On top of this emotional support, Charlene also helped Hex with multiple practical issues, such as thinking about finances and getting some support from the government.  Hex adds “she also put me in touch with other charities which might be able to help me. I’d been really active before and not being able to do that had had a mental affect as well as the physical affects, so I got some support with that”.

Hex’s experience with our Find Your Sense Of Tumour event.

Following their diagnosis Hex was faced with two quite isolating challenges. The first was having a rare condition, and the second was being treated during the pandemic. They explain that “when Covid hit I was completely isolated and didn’t see my friends for over a year. I went to all of my appointments by myself and had my treatment by myself. I met absolutely no one with the same condition as me during that time. About 99 percent of people on the ward were older than me and most were a lot older. I was closer in age to the nurses. I felt lonely and isolated from my peers”.

Following the experience they had during the pandemic, Teenage Cancer Trust’s FYSOT event helped Hex in a lot of different ways. The first of which was getting a sense of community and understanding from peers who had been through similar experiences. “Within ten minutes of meeting the people I was going with, everyone was already being very open and having a laugh about how crazy it is being so ill when you’re so young. I’ve not laughed as much in years as I did that weekend”.

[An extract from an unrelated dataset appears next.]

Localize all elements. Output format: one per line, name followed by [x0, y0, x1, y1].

“Find Your Sense of Tumour was the most liberating thing I’ve done in the last three years. To learn that other people felt the same way as me was a huge weight off my shoulders. FYSOT is a great equalizer where gender, race, religious beliefs, or sexual orientation don’t matter. I don’t know anywhere else where people came together like that. I became really close to one person and she’s the friend I didn’t think I needed but do. Isolating for so long had affected my mental health at the time, but I also don’t feel like I have much in common with my other friends anymore”. 

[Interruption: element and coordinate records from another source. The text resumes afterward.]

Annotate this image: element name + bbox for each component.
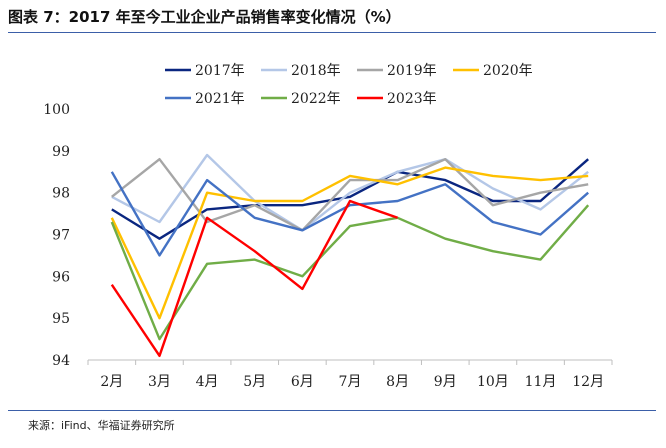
footer-divider: [8, 410, 656, 411]
x-tick-label: 3月: [148, 374, 171, 390]
x-tick-label: 7月: [339, 374, 362, 390]
y-tick-label: 94: [52, 353, 70, 369]
legend-label: 2019年: [387, 63, 437, 79]
legend-label: 2021年: [195, 91, 245, 107]
x-tick-label: 9月: [434, 374, 457, 390]
x-tick-label: 8月: [386, 374, 409, 390]
chart-title: 图表 7：2017 年至今工业企业产品销售率变化情况（%）: [8, 8, 401, 26]
legend-label: 2017年: [195, 63, 245, 79]
x-tick-label: 4月: [196, 374, 219, 390]
series-lines: [110, 153, 590, 357]
series-line-2021年: [110, 171, 589, 257]
series-line-2022年: [110, 204, 590, 341]
series-line-2023年: [110, 199, 398, 357]
series-line-2020年: [110, 166, 589, 320]
x-tick-label: 5月: [243, 374, 266, 390]
x-tick-label: 2月: [100, 374, 123, 390]
legend-label: 2020年: [483, 63, 533, 79]
y-tick-label: 99: [52, 144, 70, 160]
y-tick-label: 95: [52, 311, 70, 327]
legend-label: 2022年: [291, 91, 341, 107]
y-tick-label: 98: [52, 186, 70, 202]
y-tick-label: 100: [43, 102, 70, 118]
legend-label: 2023年: [387, 91, 437, 107]
x-tick-label: 6月: [291, 374, 314, 390]
x-axis: 2月 3月 4月 5月 6月 7月 8月 9月 10月 11月 12月: [87, 359, 613, 390]
legend: 2017年 2018年 2019年 2020年 2021年 2022年 2023年: [165, 63, 533, 107]
x-tick-label: 12月: [572, 374, 604, 390]
series-line-2019年: [111, 157, 589, 232]
x-tick-label: 10月: [477, 374, 509, 390]
source-note: 来源：iFind、华福证券研究所: [28, 419, 175, 432]
x-tick-label: 11月: [525, 374, 557, 390]
y-tick-label: 96: [52, 269, 70, 285]
y-axis: 94 95 96 97 98 99 100: [43, 102, 70, 369]
series-line-2018年: [111, 153, 589, 232]
y-tick-label: 97: [52, 228, 70, 244]
legend-label: 2018年: [291, 63, 341, 79]
title-divider: [8, 32, 656, 33]
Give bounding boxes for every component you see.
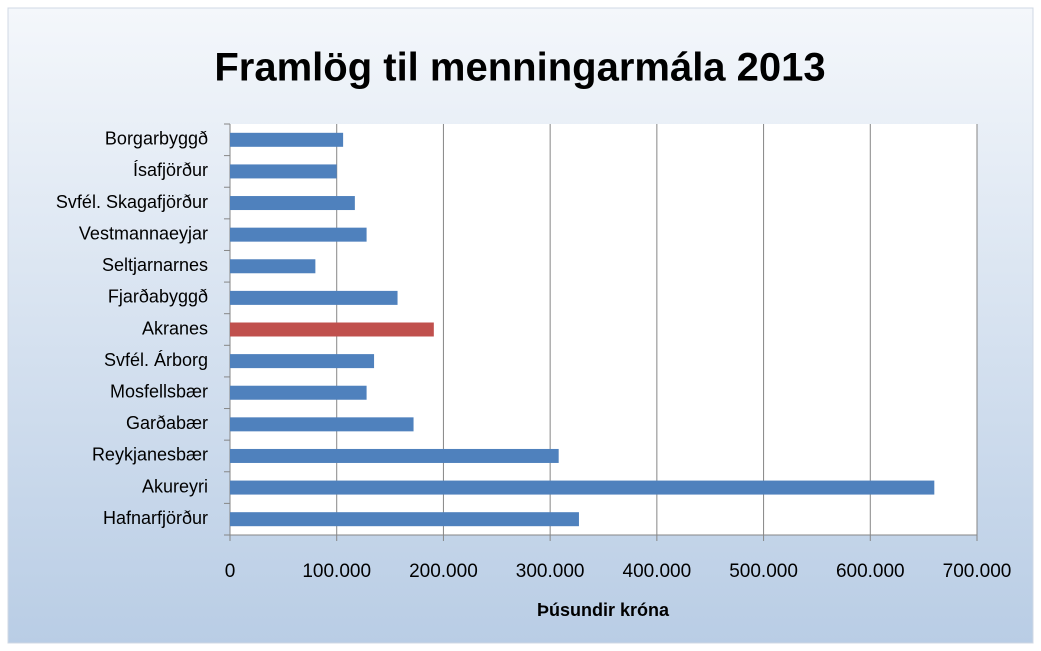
y-tick-label: Ísafjörður (133, 160, 208, 180)
y-tick-label: Svfél. Skagafjörður (56, 192, 208, 212)
chart-title: Framlög til menningarmála 2013 (214, 46, 825, 90)
bar (230, 290, 398, 305)
y-tick-label: Borgarbyggð (105, 129, 208, 149)
bar (230, 132, 344, 147)
y-tick-label: Vestmannaeyjar (79, 223, 208, 243)
x-tick-label: 0 (225, 561, 236, 582)
bar (230, 512, 579, 527)
bar (230, 227, 367, 242)
y-tick-label: Hafnarfjörður (103, 508, 208, 528)
y-tick-label: Akureyri (142, 476, 208, 496)
bar (230, 417, 414, 432)
y-tick-label: Seltjarnarnes (102, 255, 208, 275)
y-tick-label: Fjarðabyggð (108, 287, 208, 307)
x-tick-label: 300.000 (516, 561, 585, 582)
bar (230, 259, 316, 274)
bar (230, 196, 355, 211)
x-tick-label: 600.000 (836, 561, 905, 582)
y-tick-label: Garðabær (126, 413, 208, 433)
x-tick-label: 700.000 (943, 561, 1012, 582)
x-tick-label: 500.000 (729, 561, 798, 582)
bar (230, 480, 935, 495)
bar (230, 354, 375, 369)
y-tick-label: Akranes (142, 318, 208, 338)
bar (230, 164, 337, 179)
y-tick-label: Svfél. Árborg (104, 350, 208, 370)
bar (230, 385, 367, 400)
x-tick-label: 200.000 (409, 561, 478, 582)
x-axis-title: Þúsundir króna (537, 600, 670, 620)
bar (230, 448, 559, 463)
x-tick-label: 100.000 (302, 561, 371, 582)
bar (230, 322, 434, 337)
y-tick-label: Reykjanesbær (92, 445, 208, 465)
y-tick-label: Mosfellsbær (110, 381, 208, 401)
x-tick-label: 400.000 (623, 561, 692, 582)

As well as helping them connect with other young people, FYSOT gave Hex a big confidence boost, leading them to collaborate in multiple Teenage Cancer Trust groups and initiatives. “FYSOT really helped my confidence too as it showed me that I am in control of how I share my story. I decided I wanted to share my story publicly to help others. I’ve also applied for Teenage Cancer Trust’s Creative and Campaigns Group and the Youth Advisory Group so I can help shape things for other young people”.

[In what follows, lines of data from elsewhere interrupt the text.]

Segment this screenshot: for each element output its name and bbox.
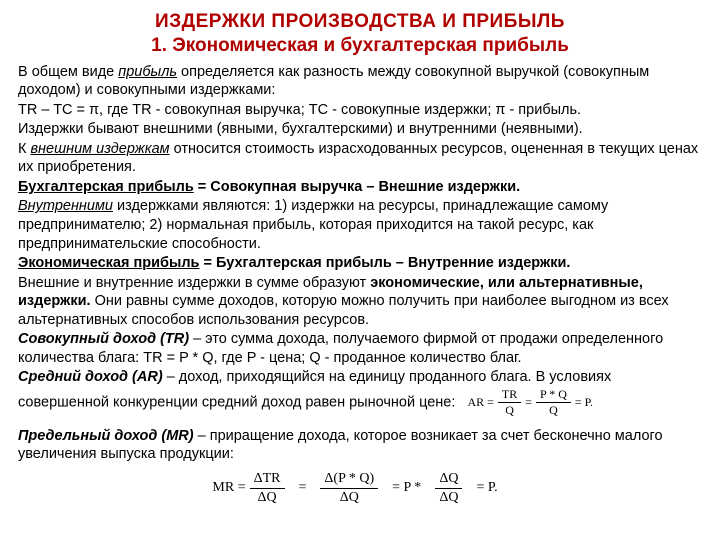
num: ΔTR — [250, 470, 285, 489]
para-economic-profit: Экономическая прибыль = Бухгалтерская пр… — [18, 254, 702, 273]
text: Они равны сумме доходов, которую можно п… — [18, 293, 669, 328]
term-ar: Средний доход (AR) — [18, 369, 163, 385]
eq: = P. — [476, 479, 497, 497]
num: TR — [498, 387, 521, 403]
frac-dpq-dq: Δ(P * Q)ΔQ — [320, 470, 378, 507]
formula-mr: MR = ΔTRΔQ = Δ(P * Q)ΔQ = P * ΔQΔQ = P. — [18, 470, 702, 507]
para-accounting-profit: Бухгалтерская прибыль = Совокупная выруч… — [18, 178, 702, 197]
term-tr: Совокупный доход (TR) — [18, 331, 189, 347]
para-external-costs: К внешним издержкам относится стоимость … — [18, 140, 702, 177]
eq: = — [299, 479, 307, 497]
num: ΔQ — [435, 470, 462, 489]
term-accounting-profit: Бухгалтерская прибыль — [18, 179, 194, 195]
term-profit: прибыль — [118, 64, 177, 80]
frac-tr-q: TRQ — [498, 387, 521, 419]
eq: = P * — [392, 479, 421, 497]
num: P * Q — [536, 387, 571, 403]
frac-dtr-dq: ΔTRΔQ — [250, 470, 285, 507]
term-internal: Внутренними — [18, 198, 113, 214]
para-tr: Совокупный доход (TR) – это сумма дохода… — [18, 330, 702, 367]
term-economic-profit: Экономическая прибыль — [18, 255, 199, 271]
mr-lhs: MR = — [212, 479, 245, 497]
den: Q — [501, 403, 518, 418]
frac-pq-q: P * QQ — [536, 387, 571, 419]
main-title: ИЗДЕРЖКИ ПРОИЗВОДСТВА И ПРИБЫЛЬ — [18, 10, 702, 34]
ar-lhs: AR = — [467, 395, 493, 410]
den: ΔQ — [254, 489, 281, 507]
para-cost-types: Издержки бывают внешними (явными, бухгал… — [18, 120, 702, 139]
frac-dq-dq: ΔQΔQ — [435, 470, 462, 507]
term-mr: Предельный доход (MR) — [18, 428, 194, 444]
para-economic-costs: Внешние и внутренние издержки в сумме об… — [18, 274, 702, 330]
para-internal-costs: Внутренними издержками являются: 1) изде… — [18, 197, 702, 253]
eq: = P. — [575, 395, 593, 410]
text: Внешние и внутренние издержки в сумме об… — [18, 275, 370, 291]
den: ΔQ — [435, 489, 462, 507]
text: = Совокупная выручка – Внешние издержки. — [194, 179, 520, 195]
den: Q — [545, 403, 562, 418]
para-profit-def: В общем виде прибыль определяется как ра… — [18, 63, 702, 100]
para-ar: Средний доход (AR) – доход, приходящийся… — [18, 368, 702, 418]
formula-ar: AR = TRQ = P * QQ = P. — [467, 387, 593, 419]
eq: = — [525, 395, 532, 410]
text: К — [18, 141, 30, 157]
term-external: внешним издержкам — [30, 141, 169, 157]
subtitle: 1. Экономическая и бухгалтерская прибыль — [18, 34, 702, 58]
text: = Бухгалтерская прибыль – Внутренние изд… — [199, 255, 570, 271]
num: Δ(P * Q) — [320, 470, 378, 489]
text: В общем виде — [18, 64, 118, 80]
den: ΔQ — [336, 489, 363, 507]
para-formula-trtc: TR – TC = π, где TR - совокупная выручка… — [18, 101, 702, 120]
para-mr: Предельный доход (MR) – приращение доход… — [18, 427, 702, 464]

Coming out of the weekend, Hex found some of the direction that was missing from their life after their diagnosis and all the difficulties that had come with it. They explain “before I went to FYSOT, I was in a bit of a rut and didn’t know what I wanted to do with my life. After such a long journey I was beginning to wonder ‘Is this just who I am now?’ Part of me doesn’t want to be defined by what happened and my illness, but it also feels like a missed opportunity if I don’t use it to better myself or as part of my career to help others. This weekend has inspired me to carry on along the path to become a patient advocate”.